Mass-goers will not have to register first. “We’ve bought a lot of little clothes pegs and put them in a basket at the church entrance. Anyone coming to Mass must take a peg and clip it on to their coats. If the peg basket is empty when they arrive, people will just have to go for a short walk until the next Mass. 

“When people leave after Mass they must put the pegs back into the basket. Both the pegs and the basket will be disinfected after each Mass. We have removed all the benches from the church and replaced them with 150 chairs – so that social distancing is no problem.”

Meanwhile, Catholic churches in Belgium and the Netherlands face tight limits on Christmas services, prompting some to schedule Masses for tiny congregations and others to simply cancel them altogether.

“We are going to experience a Christmas of suffering,” said Fr Tommy Scholtes, spokesman for the Belgian bishops. “We will try to organise small Christmas Masses for a maximum of 15 people” in accordance with official guidelines. 

Dutch officials have set a cap of 30 worshippers per service, and bishops there have let their parishes decide whether to hold a public Mass or not.

“Even during the war there were more people in church,” remarked Freek van Genugten, spokesman of the ’s-Hertogenbosch diocese.

The tight limits reflect both the high levels of infection in both countries and political weakness of their faith communities. Additionally, Belgium is deeply split between its French and Dutch speaking communities.

Belgium’s bishops reluctantly accepted the cap on religious services while urging the government “to keep churches open as much as possible”. 

But they added: “This slight relaxation of containment should in no way give the impression of a reduction in the severity of the pandemic. Caution therefore remains in order.” 

Anna Kruse, spokeswoman for the Dutch episcopal conference, said the bishops wanted as many parishes as possible to hold Masses, but have also launched a website on how to celebrate Christmas at home.

One deacon told the newspaper Trouw his parish would close down rather than turn away hundreds of would-be Massgoers. “Selecting people at the church door can cause great disappointment, and we want to prevent that,” he said.

A priest planning to welcome parishioners said: “The alternative is an empty church where I'm talking to a camera.” 

The most original idea came in, where Bishop Harrie Smeets will celebrate Christmas Eve at a former drive-in movie site before 500 cars with worshippers. 

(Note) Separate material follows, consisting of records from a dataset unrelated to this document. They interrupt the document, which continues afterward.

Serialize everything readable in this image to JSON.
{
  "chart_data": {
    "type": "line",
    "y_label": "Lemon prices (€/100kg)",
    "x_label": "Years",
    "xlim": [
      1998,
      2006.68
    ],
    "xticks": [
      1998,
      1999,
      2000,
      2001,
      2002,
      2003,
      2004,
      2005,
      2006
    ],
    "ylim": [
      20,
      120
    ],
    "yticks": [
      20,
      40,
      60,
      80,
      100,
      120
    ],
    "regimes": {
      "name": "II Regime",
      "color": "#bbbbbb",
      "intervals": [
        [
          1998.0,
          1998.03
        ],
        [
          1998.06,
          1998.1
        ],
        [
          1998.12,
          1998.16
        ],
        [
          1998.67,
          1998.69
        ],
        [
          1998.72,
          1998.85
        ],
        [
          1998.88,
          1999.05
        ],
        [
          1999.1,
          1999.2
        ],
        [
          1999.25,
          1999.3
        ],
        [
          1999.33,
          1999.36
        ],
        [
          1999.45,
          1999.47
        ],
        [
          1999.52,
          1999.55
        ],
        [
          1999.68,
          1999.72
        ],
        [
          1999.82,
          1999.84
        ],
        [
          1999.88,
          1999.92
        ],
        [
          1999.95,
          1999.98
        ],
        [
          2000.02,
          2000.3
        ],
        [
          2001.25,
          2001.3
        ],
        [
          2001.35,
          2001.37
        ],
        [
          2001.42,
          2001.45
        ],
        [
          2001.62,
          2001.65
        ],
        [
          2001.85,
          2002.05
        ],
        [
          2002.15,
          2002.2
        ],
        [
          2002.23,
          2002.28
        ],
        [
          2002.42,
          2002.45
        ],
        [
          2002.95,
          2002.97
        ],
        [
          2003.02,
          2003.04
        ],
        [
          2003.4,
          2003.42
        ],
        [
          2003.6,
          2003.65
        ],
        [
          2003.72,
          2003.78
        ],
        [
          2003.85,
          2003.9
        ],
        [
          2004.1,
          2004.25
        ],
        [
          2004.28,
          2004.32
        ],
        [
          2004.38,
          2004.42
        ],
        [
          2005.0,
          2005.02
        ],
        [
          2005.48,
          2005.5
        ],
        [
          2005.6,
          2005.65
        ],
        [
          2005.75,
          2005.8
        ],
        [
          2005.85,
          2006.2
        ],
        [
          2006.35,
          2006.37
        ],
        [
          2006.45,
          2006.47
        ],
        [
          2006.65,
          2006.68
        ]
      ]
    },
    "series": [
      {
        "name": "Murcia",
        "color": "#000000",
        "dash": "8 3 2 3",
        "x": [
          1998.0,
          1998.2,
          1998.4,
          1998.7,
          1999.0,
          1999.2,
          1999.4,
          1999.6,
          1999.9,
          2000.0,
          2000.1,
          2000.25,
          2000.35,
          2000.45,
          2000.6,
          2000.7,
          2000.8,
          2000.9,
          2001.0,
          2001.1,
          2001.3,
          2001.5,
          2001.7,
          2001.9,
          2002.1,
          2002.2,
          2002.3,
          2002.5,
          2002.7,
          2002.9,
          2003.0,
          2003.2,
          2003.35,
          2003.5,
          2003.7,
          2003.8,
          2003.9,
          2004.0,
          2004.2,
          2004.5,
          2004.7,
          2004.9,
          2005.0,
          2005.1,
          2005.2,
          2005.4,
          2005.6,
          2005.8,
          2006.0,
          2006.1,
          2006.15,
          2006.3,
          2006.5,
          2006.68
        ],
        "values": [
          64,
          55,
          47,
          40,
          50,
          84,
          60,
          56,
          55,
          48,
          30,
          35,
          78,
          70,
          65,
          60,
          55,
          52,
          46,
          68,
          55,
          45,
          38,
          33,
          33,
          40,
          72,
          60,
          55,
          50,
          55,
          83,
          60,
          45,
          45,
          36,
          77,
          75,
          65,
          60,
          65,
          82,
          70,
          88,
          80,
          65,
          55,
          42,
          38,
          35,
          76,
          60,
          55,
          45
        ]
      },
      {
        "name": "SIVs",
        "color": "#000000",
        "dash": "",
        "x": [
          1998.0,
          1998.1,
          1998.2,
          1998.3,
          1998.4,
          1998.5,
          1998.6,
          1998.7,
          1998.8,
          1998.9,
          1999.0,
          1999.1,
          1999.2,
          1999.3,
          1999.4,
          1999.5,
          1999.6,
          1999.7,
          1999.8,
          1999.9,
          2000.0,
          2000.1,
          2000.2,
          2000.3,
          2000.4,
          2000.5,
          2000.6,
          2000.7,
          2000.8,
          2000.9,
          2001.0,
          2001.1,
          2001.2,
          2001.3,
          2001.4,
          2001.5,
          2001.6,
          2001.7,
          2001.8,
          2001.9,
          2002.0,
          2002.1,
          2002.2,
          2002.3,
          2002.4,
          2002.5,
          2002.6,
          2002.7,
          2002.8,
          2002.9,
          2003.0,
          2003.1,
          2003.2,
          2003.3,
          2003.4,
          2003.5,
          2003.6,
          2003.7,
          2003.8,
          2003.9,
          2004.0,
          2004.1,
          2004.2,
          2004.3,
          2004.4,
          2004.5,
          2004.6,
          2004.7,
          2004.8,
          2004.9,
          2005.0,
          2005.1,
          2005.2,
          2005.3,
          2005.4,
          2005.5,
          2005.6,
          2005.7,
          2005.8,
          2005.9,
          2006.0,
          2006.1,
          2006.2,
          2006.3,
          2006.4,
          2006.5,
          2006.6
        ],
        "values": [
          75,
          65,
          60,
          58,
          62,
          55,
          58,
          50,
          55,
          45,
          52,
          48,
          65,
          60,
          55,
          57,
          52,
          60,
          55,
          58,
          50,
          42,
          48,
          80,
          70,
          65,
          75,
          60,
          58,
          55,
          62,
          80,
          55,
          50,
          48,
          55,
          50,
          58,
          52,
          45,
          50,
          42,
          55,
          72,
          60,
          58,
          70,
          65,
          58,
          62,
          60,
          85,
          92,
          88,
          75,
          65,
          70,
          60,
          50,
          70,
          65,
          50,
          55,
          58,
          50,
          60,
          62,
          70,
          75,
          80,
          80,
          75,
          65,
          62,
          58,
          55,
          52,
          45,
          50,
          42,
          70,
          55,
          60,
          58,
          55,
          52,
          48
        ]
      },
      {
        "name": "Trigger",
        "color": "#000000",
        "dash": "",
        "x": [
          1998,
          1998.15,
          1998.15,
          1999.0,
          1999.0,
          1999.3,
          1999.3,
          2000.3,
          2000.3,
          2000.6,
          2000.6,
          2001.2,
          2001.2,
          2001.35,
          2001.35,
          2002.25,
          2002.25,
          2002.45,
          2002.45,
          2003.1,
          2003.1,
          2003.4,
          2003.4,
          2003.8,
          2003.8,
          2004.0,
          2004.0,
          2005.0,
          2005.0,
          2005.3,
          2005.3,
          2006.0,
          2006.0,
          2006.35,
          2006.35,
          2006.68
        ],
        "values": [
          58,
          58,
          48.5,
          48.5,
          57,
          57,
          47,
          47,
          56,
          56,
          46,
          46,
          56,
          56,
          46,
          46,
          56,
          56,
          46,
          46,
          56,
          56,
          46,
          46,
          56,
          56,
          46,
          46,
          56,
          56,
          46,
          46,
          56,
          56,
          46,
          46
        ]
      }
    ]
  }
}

Two large screens will show the Mass and car radios will carry the bishop's words. Worshippers must not leave their cars and, because of pandemic limitations, no Communion will be served. 

Drivers must also turn off their engines and lights. “For most cars, this means the heating is also off,” the diocese warned. “Those who want to come to the drive-in celebration are therefore advised to dress accordingly.”